Jer Fairall : Begins in the twee faux-poetry mode of drips like James Blunt and Keane before lapsing into a quarter-speed “Don’t Bring Me Down,” which would be a relief were it not all lacking ELO’s itchy, intoxicating, trashy groove. All the while I’m left waiting for Janelle Monáe to show up.
[4]

Michelle Myers : The first time I heard this song was in an episode of Glee and its sub-Journey attempt at “anthemic” was so clumsy that I thought it was another crappy original song.
[3]

John Seroff : At first I couldn’t figure out why this Weezer-meets-Sha-Na-Na prom anthem had gone viral. Then I got hep to those crazy kids and it basically made sense; in all fairness, “We Are Young” genuinely sounds better through the polished prism of multi-culti pseudo-teens.  The original, unclear as to whether it wants to be hopeful or mopey, settles for humdrum. Obligatory note for all future producers of guest spots for Janelle: less Monáe, more problems.
[5]

Iain Mew: This Jukebox entry ft. Iain Mew. 
[3]

5 Responses to “fun. ft. Janelle Monáe – We Are Young”

  1. Lead singer boasts the most irritating timbre I’ve heard in weeks.

  2. Bogart ftw.

  3. “multi-culti pseudo-teens” is the phrase of the day

  4. Kind of an alternate universe Cobra Starship, if those dudes hooked up with the guy who produced MBDTF. Such a gigantic, enormous hook, hard not to get caught up in it.

  5. No. 1. Somehow. (Digital sales are how. But nevertheless, wha?)
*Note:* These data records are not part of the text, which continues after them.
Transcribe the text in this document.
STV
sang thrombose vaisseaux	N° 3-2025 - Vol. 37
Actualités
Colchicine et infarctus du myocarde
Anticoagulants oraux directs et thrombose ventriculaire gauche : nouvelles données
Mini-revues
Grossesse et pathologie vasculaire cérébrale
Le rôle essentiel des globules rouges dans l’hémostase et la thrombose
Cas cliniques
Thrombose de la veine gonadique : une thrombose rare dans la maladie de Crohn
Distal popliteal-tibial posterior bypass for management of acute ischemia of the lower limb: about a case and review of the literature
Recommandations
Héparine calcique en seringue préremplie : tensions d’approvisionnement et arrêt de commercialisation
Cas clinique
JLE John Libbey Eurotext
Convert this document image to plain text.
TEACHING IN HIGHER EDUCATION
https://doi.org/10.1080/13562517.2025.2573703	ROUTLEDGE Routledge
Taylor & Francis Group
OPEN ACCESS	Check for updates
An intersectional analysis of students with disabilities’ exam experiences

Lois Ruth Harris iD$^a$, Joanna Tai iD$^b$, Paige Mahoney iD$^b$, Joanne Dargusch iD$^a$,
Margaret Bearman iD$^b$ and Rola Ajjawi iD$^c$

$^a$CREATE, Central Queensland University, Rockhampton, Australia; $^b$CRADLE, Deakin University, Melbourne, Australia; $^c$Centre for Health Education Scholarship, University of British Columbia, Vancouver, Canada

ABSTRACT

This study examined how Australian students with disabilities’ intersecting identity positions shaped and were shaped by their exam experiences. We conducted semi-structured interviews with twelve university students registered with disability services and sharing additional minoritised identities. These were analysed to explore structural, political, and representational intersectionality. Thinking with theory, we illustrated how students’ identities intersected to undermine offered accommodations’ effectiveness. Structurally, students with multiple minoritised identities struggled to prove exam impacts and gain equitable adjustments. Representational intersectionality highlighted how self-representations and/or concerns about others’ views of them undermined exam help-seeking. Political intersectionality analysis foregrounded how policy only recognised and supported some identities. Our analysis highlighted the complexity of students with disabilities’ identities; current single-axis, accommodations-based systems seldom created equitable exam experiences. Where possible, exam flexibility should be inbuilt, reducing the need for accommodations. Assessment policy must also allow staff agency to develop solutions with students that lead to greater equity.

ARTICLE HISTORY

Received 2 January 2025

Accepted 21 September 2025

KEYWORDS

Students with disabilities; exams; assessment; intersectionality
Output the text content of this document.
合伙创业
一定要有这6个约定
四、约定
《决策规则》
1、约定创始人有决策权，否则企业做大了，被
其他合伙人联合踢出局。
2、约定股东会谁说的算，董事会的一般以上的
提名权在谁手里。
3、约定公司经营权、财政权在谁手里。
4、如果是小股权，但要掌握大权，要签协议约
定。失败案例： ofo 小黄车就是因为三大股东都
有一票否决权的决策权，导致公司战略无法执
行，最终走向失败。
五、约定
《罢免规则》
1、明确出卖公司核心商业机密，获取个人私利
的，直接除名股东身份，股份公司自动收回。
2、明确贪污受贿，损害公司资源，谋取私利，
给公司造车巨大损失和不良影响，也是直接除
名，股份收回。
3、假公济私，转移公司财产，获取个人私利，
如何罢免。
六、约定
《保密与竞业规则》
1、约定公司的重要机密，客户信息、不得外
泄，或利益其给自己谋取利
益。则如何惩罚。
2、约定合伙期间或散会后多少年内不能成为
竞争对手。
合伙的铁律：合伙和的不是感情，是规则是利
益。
    It’s weird, because the full Fun album (I refuse to acknowledge their punctuation quirks; it’s bad enough that we have all these one-word noun bands) is legitimately bizarre. I mean, it’s not that strange — it’s what you get when you feed a lot of Glee and Queen and off-Broadway musicals and rogue autotuners and I guess maybe some Panic at the Disco (see previous) into a hopper. It’s just that it’s emulating nothing that’s big.

    Well, OK, it’s emulating one thing. This was produced by Jeff Bhasker, and it shows.